Tatsächlich zeigt sich:
> steigende Dominanz weniger Tech-Konzerne
> globale Vermögenskonzentration
> sinkender Wettbewerb in zentralen Märkten
Das widerspricht fundamental dem ordoliberalen Ideal.
Soziale Spaltung
Ungleichheit ist keine Fehlfunktion, sondern die logische Folge ungebremster Kapitalverwertung. Sie führt zu:
> Abnahme sozialer Kohäsion
> politischer Polarisierung
> Erosion demokratischer Institutionen durch Lobbyismus
Fehlallokation von Ressourcen
Preislogiken setzen falsche Anreize:
> Unterinvestitionen in öffentliche Güter
> Überinvestitionen in Immobilien- und Finanzsektor
> Klimaschäden werden externalisiert
Der Markt korrigiert diese Probleme nicht; er verstärkt sie.
Falsche Begriffe – falsche Diagnosen
Wenn wirtschaftliche Dysfunktionen als „Scheitern der sozialen Marktwirtschaft“ bezeichnet werden, führt das zu Fehlinterpretationen:
> Als sei das Modell selbst ungeeignet
> Als seien Sozialpolitik oder Regulierung das Problem
> Als müsse der Staat sich zurückziehen
In Wahrheit zeigt die empirische Entwicklung, dort, wo die soziale Marktwirtschaft zurückgedrängt wurde, traten die dysfunktionalen Effekte des Kapitalismus zutage.

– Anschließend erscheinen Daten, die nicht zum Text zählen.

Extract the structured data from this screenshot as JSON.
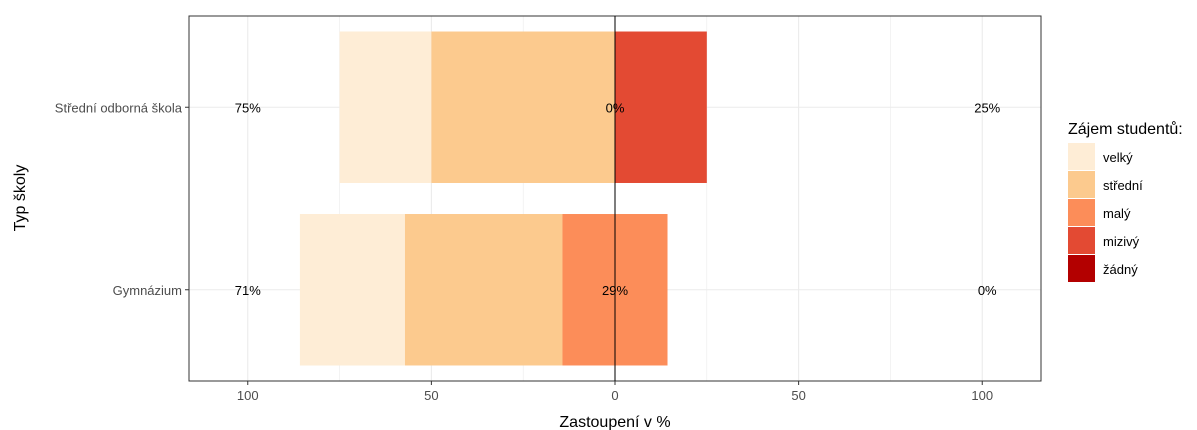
{
  "chart_data": {
    "type": "bar",
    "orientation": "horizontal-diverging",
    "xlabel": "Zastoupení v %",
    "ylabel": "Typ školy",
    "xlim": [
      -116,
      116
    ],
    "xticks": [
      -100,
      -50,
      0,
      50,
      100
    ],
    "xtick_labels": [
      "100",
      "50",
      "0",
      "50",
      "100"
    ],
    "grid": true,
    "legend_placement": "right",
    "legend": {
      "title": "Zájem studentů:",
      "items": [
        {
          "name": "velký",
          "color": "#FEEDD6"
        },
        {
          "name": "střední",
          "color": "#FCCA8E"
        },
        {
          "name": "malý",
          "color": "#FC8D59"
        },
        {
          "name": "mizivý",
          "color": "#E34A33"
        },
        {
          "name": "žádný",
          "color": "#B30000"
        }
      ]
    },
    "categories": [
      "Střední odborná škola",
      "Gymnázium"
    ],
    "series": [
      {
        "name": "velký",
        "color": "#FEEDD6",
        "values": [
          25,
          28.6
        ]
      },
      {
        "name": "střední",
        "color": "#FCCA8E",
        "values": [
          50,
          42.9
        ]
      },
      {
        "name": "malý",
        "color": "#FC8D59",
        "values": [
          0,
          28.6
        ]
      },
      {
        "name": "mizivý",
        "color": "#E34A33",
        "values": [
          25,
          0
        ]
      },
      {
        "name": "žádný",
        "color": "#B30000",
        "values": [
          0,
          0
        ]
      }
    ],
    "summary_labels": [
      {
        "category": "Střední odborná škola",
        "left": "75%",
        "center": "0%",
        "right": "25%"
      },
      {
        "category": "Gymnázium",
        "left": "71%",
        "center": "29%",
        "right": "0%"
      }
    ]
  }
}
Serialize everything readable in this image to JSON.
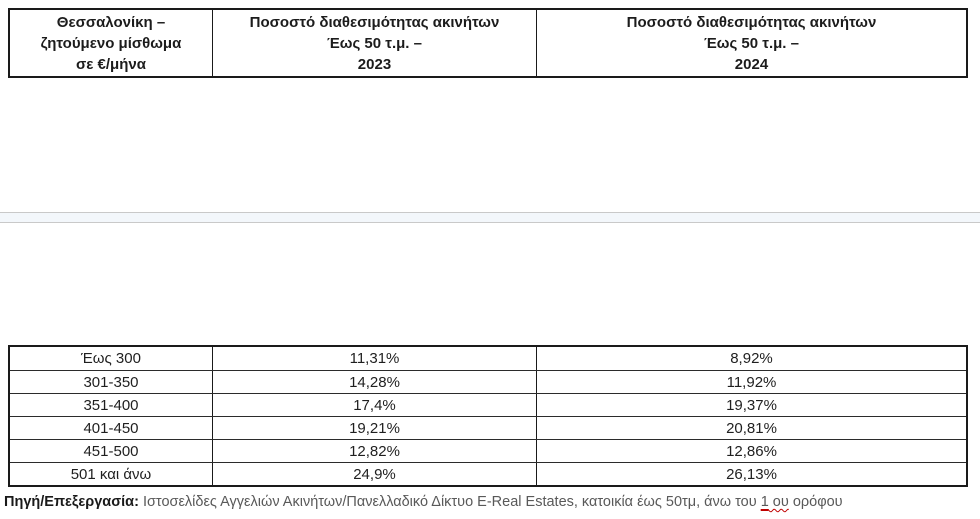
{
  "document": {
    "header_table": {
      "col_rent": "Θεσσαλονίκη –\nζητούμενο μίσθωμα\nσε €/μήνα",
      "col_2023": "Ποσοστό διαθεσιμότητας ακινήτων\nΈως 50 τ.μ. –\n2023",
      "col_2024": "Ποσοστό διαθεσιμότητας ακινήτων\nΈως 50 τ.μ. –\n2024"
    },
    "data_table": {
      "rows": [
        [
          "Έως 300",
          "11,31%",
          "8,92%"
        ],
        [
          "301-350",
          "14,28%",
          "11,92%"
        ],
        [
          "351-400",
          "17,4%",
          "19,37%"
        ],
        [
          "401-450",
          "19,21%",
          "20,81%"
        ],
        [
          "451-500",
          "12,82%",
          "12,86%"
        ],
        [
          "501 και άνω",
          "24,9%",
          "26,13%"
        ]
      ]
    },
    "source_note": {
      "label": "Πηγή/Επεξεργασία:",
      "text_before": " Ιστοσελίδες Αγγελιών Ακινήτων/Πανελλαδικό Δίκτυο E-Real Estates, κατοικία έως 50τμ, άνω του ",
      "flagged_number": "1",
      "flagged_word": " ου",
      "text_after": " ορόφου"
    },
    "colors": {
      "spellcheck_red": "#c00000",
      "page_break_band_bg": "#f3f7fb",
      "page_break_band_border": "#c9c9c9",
      "table_border": "#1a1a1a",
      "body_text": "#1f1f1f",
      "note_text": "#595959"
    }
  },
  "chart_data": {
    "type": "table",
    "title": "Θεσσαλονίκη – ζητούμενο μίσθωμα σε €/μήνα: Ποσοστό διαθεσιμότητας ακινήτων Έως 50 τ.μ. (2023 vs 2024)",
    "columns": [
      "Θεσσαλονίκη – ζητούμενο μίσθωμα σε €/μήνα",
      "Ποσοστό διαθεσιμότητας ακινήτων Έως 50 τ.μ. – 2023",
      "Ποσοστό διαθεσιμότητας ακινήτων Έως 50 τ.μ. – 2024"
    ],
    "categories": [
      "Έως 300",
      "301-350",
      "351-400",
      "401-450",
      "451-500",
      "501 και άνω"
    ],
    "series": [
      {
        "name": "2023",
        "values": [
          11.31,
          14.28,
          17.4,
          19.21,
          12.82,
          24.9
        ]
      },
      {
        "name": "2024",
        "values": [
          8.92,
          11.92,
          19.37,
          20.81,
          12.86,
          26.13
        ]
      }
    ],
    "unit": "%"
  }
}
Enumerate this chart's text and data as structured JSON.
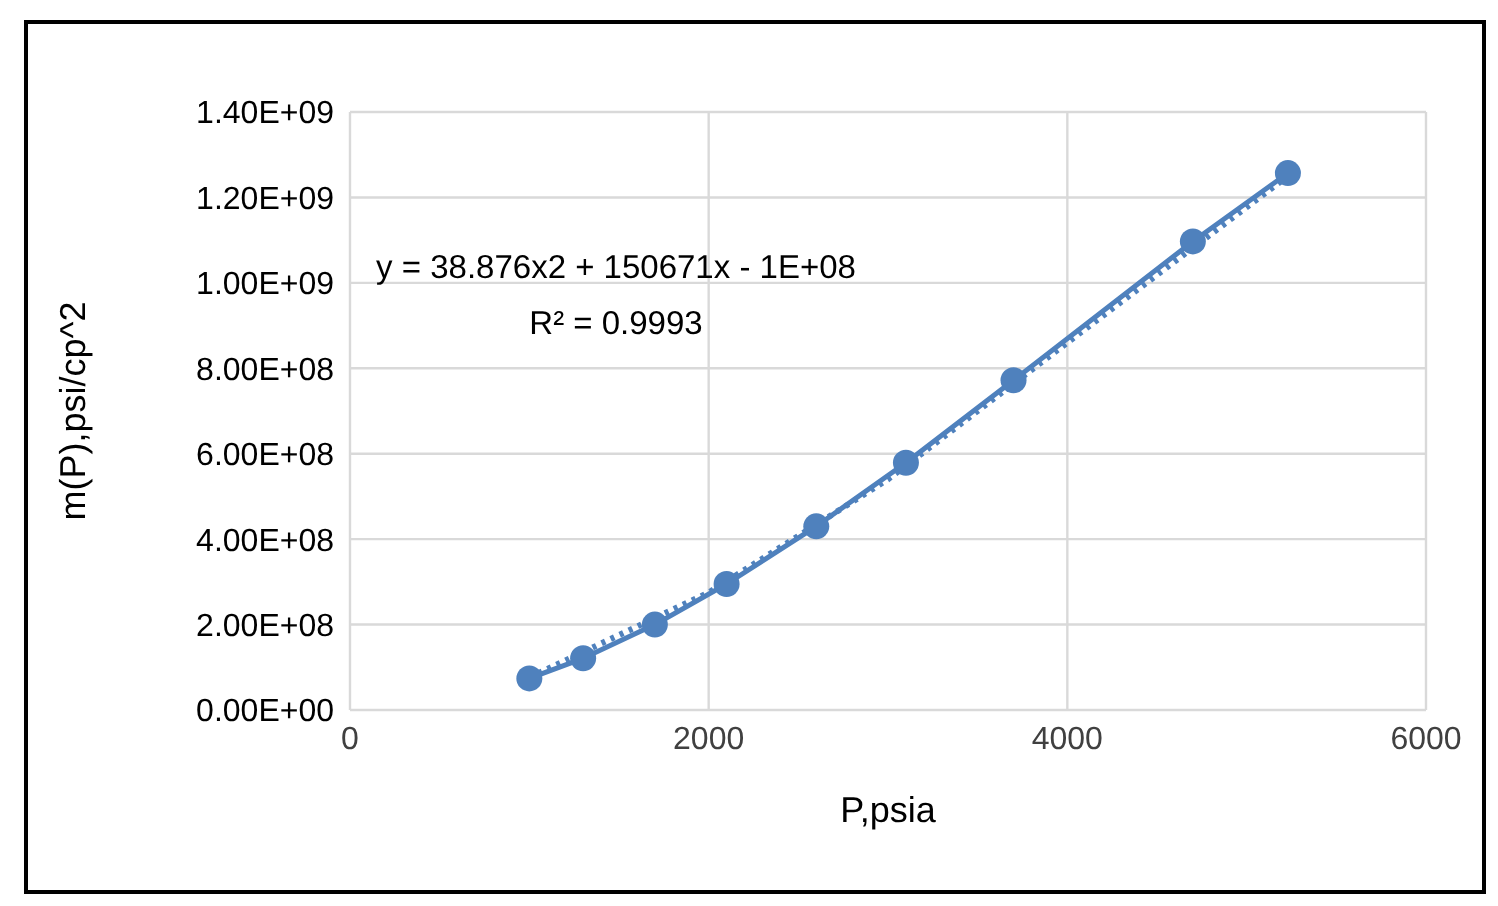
{
  "chart_data": {
    "type": "line",
    "xlabel": "P,psia",
    "ylabel": "m(P),psi/cp^2",
    "xlim": [
      0,
      6000
    ],
    "xticks": [
      0,
      2000,
      4000,
      6000
    ],
    "ylim": [
      0,
      1400000000
    ],
    "yticks": [
      {
        "value": 0,
        "label": "0.00E+00"
      },
      {
        "value": 200000000,
        "label": "2.00E+08"
      },
      {
        "value": 400000000,
        "label": "4.00E+08"
      },
      {
        "value": 600000000,
        "label": "6.00E+08"
      },
      {
        "value": 800000000,
        "label": "8.00E+08"
      },
      {
        "value": 1000000000,
        "label": "1.00E+09"
      },
      {
        "value": 1200000000,
        "label": "1.20E+09"
      },
      {
        "value": 1400000000,
        "label": "1.40E+09"
      }
    ],
    "grid": true,
    "series": [
      {
        "color": "#4f81bd",
        "marker": "circle",
        "line_style": "solid",
        "x": [
          1000,
          1300,
          1700,
          2100,
          2600,
          3100,
          3700,
          4700,
          5230
        ],
        "values": [
          74000000,
          121000000,
          200000000,
          295000000,
          430000000,
          579000000,
          772000000,
          1097000000,
          1257000000
        ]
      },
      {
        "color": "#4f81bd",
        "marker": "none",
        "line_style": "dotted",
        "x": [
          1000,
          2000,
          3000,
          4000,
          5230
        ],
        "values": [
          76000000,
          275000000,
          540000000,
          860000000,
          1250000000
        ]
      }
    ],
    "annotations": [
      "y = 38.876x2 + 150671x - 1E+08",
      "R² = 0.9993"
    ]
  }
}
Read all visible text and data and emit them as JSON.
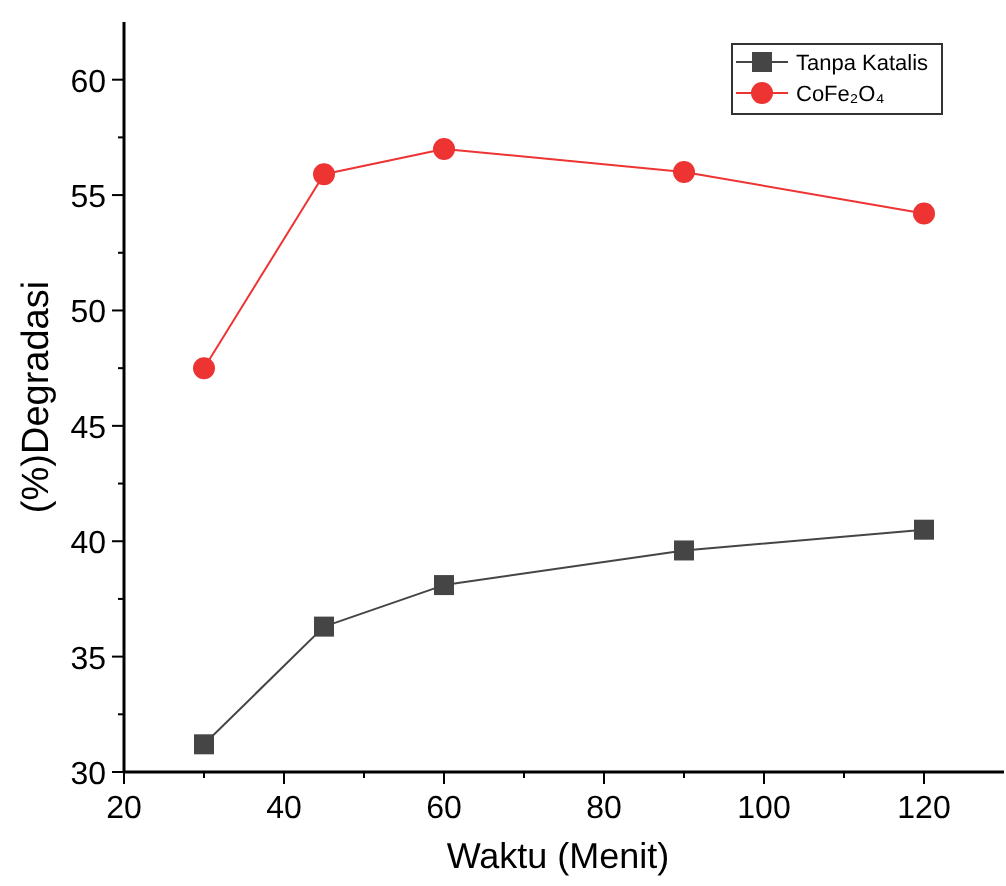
{
  "chart_data": {
    "type": "line",
    "xlabel": "Waktu (Menit)",
    "ylabel": "(%)Degradasi",
    "xlim": [
      20,
      130
    ],
    "xticks": [
      20,
      {
        "value": 30,
        "label": null
      },
      40,
      {
        "value": 50,
        "label": null
      },
      60,
      {
        "value": 70,
        "label": null
      },
      80,
      {
        "value": 90,
        "label": null
      },
      100,
      {
        "value": 110,
        "label": null
      },
      120
    ],
    "ylim": [
      30,
      62.5
    ],
    "yticks": [
      30,
      {
        "value": 32.5,
        "label": null
      },
      35,
      {
        "value": 37.5,
        "label": null
      },
      40,
      {
        "value": 42.5,
        "label": null
      },
      45,
      {
        "value": 47.5,
        "label": null
      },
      50,
      {
        "value": 52.5,
        "label": null
      },
      55,
      {
        "value": 57.5,
        "label": null
      },
      60
    ],
    "x": [
      30,
      45,
      60,
      90,
      120
    ],
    "grid": false,
    "legend": "top right",
    "series": [
      {
        "name": "Tanpa Katalis",
        "color": "#454545",
        "marker": "square",
        "values": [
          31.2,
          36.3,
          38.1,
          39.6,
          40.5
        ]
      },
      {
        "name": "CoFe₂O₄",
        "color": "#ee3333",
        "marker": "circle",
        "values": [
          47.5,
          55.9,
          57.0,
          56.0,
          54.2
        ]
      }
    ]
  }
}
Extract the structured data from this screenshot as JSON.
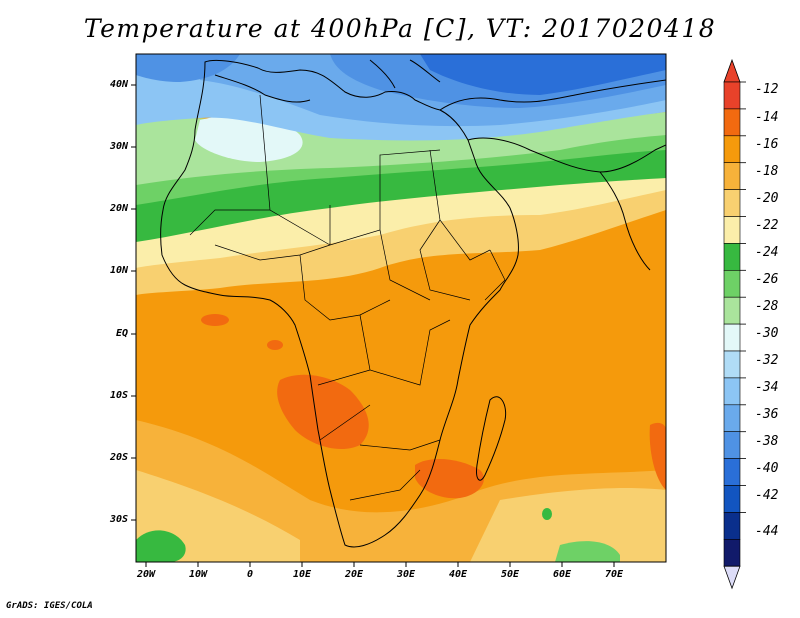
{
  "title": "Temperature at 400hPa [C], VT: 2017020418",
  "credit": "GrADS: IGES/COLA",
  "map": {
    "lat_labels": [
      "40N",
      "30N",
      "20N",
      "10N",
      "EQ",
      "10S",
      "20S",
      "30S"
    ],
    "lon_labels": [
      "20W",
      "10W",
      "0",
      "10E",
      "20E",
      "30E",
      "40E",
      "50E",
      "60E",
      "70E"
    ]
  },
  "colorbar": {
    "labels": [
      "-12",
      "-14",
      "-16",
      "-18",
      "-20",
      "-22",
      "-24",
      "-26",
      "-28",
      "-30",
      "-32",
      "-34",
      "-36",
      "-38",
      "-40",
      "-42",
      "-44"
    ],
    "colors": [
      "#e8422a",
      "#f26a10",
      "#f59a0c",
      "#f7b23a",
      "#f8d070",
      "#fbeeaa",
      "#37b940",
      "#6ed166",
      "#aae49c",
      "#e3f8f8",
      "#b0dcf6",
      "#8cc5f4",
      "#6aaaec",
      "#4f92e4",
      "#2a6fd8",
      "#1255c0",
      "#0a2f8c",
      "#111a6a"
    ],
    "top_color": "#e8422a",
    "bottom_color": "#ddddf8"
  }
}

Was eine moderne soziale Marktwirtschaft heute erfordern würde
Ein zeitgemäßes Modell müsste zentrale ordnungspolitische Prinzipien neu stärken:
Wettbewerbspolitik
> strikte Begrenzung von Marktmacht
> konsequente Kartellaufsicht (auch global)
> Regulierung digitaler Plattformen
Faire Verteilung
> Wiederbelebung der Tarifbindung
> progressive Vermögens- und Erbschaftsbesteuerung
> Stärkung der Sozialsysteme
Öffentliche Daseinsvorsorge
> Rückverlagerung kritischer Infrastruktur in demokratische Kontrolle
> öffentliche Investitionsoffensiven in Bildung, Pflege, Wohnen, Verkehr
Nachhaltigkeitsorientierung
> CO₂-Bepreisung mit sozialem Ausgleich
> Regulierung externer Effekte
> langfristige Investitionsprogramme
Mit anderen Worten: Eine Rückkehr zu den Prinzipien der sozialen Marktwirtschaft, nicht zu ihrer neoliberalen Verzerrung.
Was eine moderne soziale Marktwirtschaft heute erfordern würde
Fazit
Die aktuelle ökonomische und soziale Schieflage ist nicht das Ergebnis eines gescheiterten Modells – sondern das Resultat seiner Demontage.
Nicht die soziale Marktwirtschaft hat versagt, sondern die Entscheidung, sie durch marktradikale Politik zu ersetzen.
Wer den heutigen Zustand kritisiert, kritisiert nicht das ursprüngliche System, sondern dessen Abschaffung. Die Frage ist daher nicht, ob die soziale Marktwirtschaft gescheitert ist, sondern ob wir den politischen Willen haben, sie wiederherzustellen.